The editor of Charlie Hebdo has announced that the French magazine will no longer draw cartoons of the founder of Islam, Mohammed.
Laurent Sourisseau, who uses the nom de plume ‘Riss’ when he draws cartoons, told the German magazine Stern “We've done our job. We have defended the right to caricature.”
In January two Islamist terrorists affiliated with Al-Qaeda in Yemen shot up the Charlie Hebdo offices in Paris, killing 12 of it’s journalists, including top France’s leading cartoonists. Their attack was stated to be in revenge for Charlie Hebdo’s drawing of Mohammed.

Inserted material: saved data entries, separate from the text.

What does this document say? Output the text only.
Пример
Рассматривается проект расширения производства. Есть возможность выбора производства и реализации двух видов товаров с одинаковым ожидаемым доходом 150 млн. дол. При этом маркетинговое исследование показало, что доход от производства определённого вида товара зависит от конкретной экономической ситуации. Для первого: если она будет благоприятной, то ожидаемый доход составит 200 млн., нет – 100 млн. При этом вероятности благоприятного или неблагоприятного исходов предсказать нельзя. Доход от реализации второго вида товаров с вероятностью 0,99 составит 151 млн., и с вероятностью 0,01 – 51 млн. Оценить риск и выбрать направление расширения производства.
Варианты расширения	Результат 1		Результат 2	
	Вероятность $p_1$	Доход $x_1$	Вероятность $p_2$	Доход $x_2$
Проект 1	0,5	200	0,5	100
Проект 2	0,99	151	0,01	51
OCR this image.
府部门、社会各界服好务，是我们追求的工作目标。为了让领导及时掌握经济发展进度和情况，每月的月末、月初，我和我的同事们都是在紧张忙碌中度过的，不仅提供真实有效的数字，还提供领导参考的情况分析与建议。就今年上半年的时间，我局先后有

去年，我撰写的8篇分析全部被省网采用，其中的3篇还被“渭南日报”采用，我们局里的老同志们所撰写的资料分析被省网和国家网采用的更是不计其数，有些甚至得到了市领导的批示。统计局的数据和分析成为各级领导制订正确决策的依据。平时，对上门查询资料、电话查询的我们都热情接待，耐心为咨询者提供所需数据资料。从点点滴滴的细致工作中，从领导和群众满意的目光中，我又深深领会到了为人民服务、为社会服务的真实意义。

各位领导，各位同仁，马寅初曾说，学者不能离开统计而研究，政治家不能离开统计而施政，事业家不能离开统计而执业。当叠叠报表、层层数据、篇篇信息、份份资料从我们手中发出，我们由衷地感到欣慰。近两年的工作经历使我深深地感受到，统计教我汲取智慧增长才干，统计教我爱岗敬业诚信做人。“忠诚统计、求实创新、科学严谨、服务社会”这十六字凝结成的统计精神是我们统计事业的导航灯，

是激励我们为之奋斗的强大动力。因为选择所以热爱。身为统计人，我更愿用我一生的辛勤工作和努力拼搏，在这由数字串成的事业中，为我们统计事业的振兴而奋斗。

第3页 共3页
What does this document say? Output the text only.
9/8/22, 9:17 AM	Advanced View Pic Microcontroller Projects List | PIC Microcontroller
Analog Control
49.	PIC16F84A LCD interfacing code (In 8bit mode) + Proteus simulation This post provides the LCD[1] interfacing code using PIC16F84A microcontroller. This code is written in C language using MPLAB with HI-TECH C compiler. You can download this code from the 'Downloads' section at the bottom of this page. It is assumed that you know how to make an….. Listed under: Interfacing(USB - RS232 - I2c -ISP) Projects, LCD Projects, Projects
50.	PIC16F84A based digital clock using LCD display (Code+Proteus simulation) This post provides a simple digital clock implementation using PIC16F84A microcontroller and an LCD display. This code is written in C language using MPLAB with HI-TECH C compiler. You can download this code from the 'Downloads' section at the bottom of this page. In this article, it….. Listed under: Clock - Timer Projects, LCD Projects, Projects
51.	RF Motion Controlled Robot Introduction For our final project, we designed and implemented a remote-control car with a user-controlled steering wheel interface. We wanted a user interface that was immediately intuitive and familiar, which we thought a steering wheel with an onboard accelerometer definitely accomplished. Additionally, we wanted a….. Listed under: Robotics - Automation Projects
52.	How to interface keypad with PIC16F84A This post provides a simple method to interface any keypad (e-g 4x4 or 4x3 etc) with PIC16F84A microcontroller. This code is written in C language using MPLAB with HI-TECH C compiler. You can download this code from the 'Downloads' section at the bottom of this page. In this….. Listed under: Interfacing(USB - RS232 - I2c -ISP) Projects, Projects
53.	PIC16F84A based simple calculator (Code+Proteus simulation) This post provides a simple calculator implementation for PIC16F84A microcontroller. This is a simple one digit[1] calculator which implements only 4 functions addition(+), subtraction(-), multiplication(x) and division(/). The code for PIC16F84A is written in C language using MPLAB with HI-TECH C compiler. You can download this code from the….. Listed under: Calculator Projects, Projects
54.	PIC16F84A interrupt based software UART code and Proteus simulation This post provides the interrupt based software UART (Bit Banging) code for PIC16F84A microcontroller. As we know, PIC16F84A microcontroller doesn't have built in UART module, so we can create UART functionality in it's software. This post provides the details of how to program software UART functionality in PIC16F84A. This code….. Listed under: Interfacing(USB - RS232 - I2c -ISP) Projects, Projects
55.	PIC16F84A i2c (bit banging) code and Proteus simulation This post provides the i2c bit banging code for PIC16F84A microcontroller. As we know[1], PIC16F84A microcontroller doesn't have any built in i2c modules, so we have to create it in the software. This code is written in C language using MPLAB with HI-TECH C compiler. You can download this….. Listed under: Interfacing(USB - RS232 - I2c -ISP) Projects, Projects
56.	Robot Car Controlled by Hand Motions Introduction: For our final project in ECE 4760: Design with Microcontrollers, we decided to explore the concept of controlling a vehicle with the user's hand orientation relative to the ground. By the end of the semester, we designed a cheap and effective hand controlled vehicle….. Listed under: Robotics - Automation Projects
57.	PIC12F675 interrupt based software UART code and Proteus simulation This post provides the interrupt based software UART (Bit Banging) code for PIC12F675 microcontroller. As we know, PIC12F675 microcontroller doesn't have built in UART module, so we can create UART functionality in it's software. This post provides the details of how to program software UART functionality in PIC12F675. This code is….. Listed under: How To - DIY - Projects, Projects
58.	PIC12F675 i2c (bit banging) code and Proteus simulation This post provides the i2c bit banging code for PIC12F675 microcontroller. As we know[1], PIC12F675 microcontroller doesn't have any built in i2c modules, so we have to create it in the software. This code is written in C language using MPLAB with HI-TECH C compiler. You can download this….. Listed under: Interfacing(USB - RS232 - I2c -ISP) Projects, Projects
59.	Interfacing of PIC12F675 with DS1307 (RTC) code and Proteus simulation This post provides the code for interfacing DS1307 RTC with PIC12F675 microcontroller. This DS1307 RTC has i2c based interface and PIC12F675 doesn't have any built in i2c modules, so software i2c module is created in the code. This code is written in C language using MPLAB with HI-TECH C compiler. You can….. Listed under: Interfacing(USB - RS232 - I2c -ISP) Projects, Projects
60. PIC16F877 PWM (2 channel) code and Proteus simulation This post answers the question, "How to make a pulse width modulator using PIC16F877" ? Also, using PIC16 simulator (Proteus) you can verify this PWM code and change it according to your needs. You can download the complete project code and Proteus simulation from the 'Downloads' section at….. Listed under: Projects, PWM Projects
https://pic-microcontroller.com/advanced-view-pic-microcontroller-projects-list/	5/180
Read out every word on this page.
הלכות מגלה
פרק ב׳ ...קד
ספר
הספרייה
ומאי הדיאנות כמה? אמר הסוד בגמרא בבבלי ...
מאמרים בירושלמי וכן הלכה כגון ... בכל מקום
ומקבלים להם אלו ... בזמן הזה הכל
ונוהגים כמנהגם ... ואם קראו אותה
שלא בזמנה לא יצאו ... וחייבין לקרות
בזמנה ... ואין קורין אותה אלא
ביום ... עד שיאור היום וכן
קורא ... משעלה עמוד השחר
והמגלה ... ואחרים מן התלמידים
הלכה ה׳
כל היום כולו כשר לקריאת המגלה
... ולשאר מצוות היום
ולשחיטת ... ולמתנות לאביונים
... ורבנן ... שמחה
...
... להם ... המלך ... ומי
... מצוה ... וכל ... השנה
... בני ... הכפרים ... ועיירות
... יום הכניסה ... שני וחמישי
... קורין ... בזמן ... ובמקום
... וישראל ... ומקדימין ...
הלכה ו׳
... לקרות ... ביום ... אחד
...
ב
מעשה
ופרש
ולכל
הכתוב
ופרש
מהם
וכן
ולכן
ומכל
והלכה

Sourisseau was there that day, and survived only by playing dead. He became editor on the death of Stephanne ‘Charb’ Charbonnier.
He told the interviewer “We have drawn Muhammad to defend the principle that one can draw whatever they want.”
He also called out other outlets who lauded Charlie Hebdo but did not draw cartoons themselves, saying “It is a bit strange though: we are expected to exercise a freedom of expression that no one dares to.”
Renald Luzier, the cartoonist who drew the first cover Charlie Hebdo put out after the massacre, which sold in record numbers around the world, quit in May, citing fatigue. He said that it was ‘torture’ to produce the magazine without his slain friends and coworkers.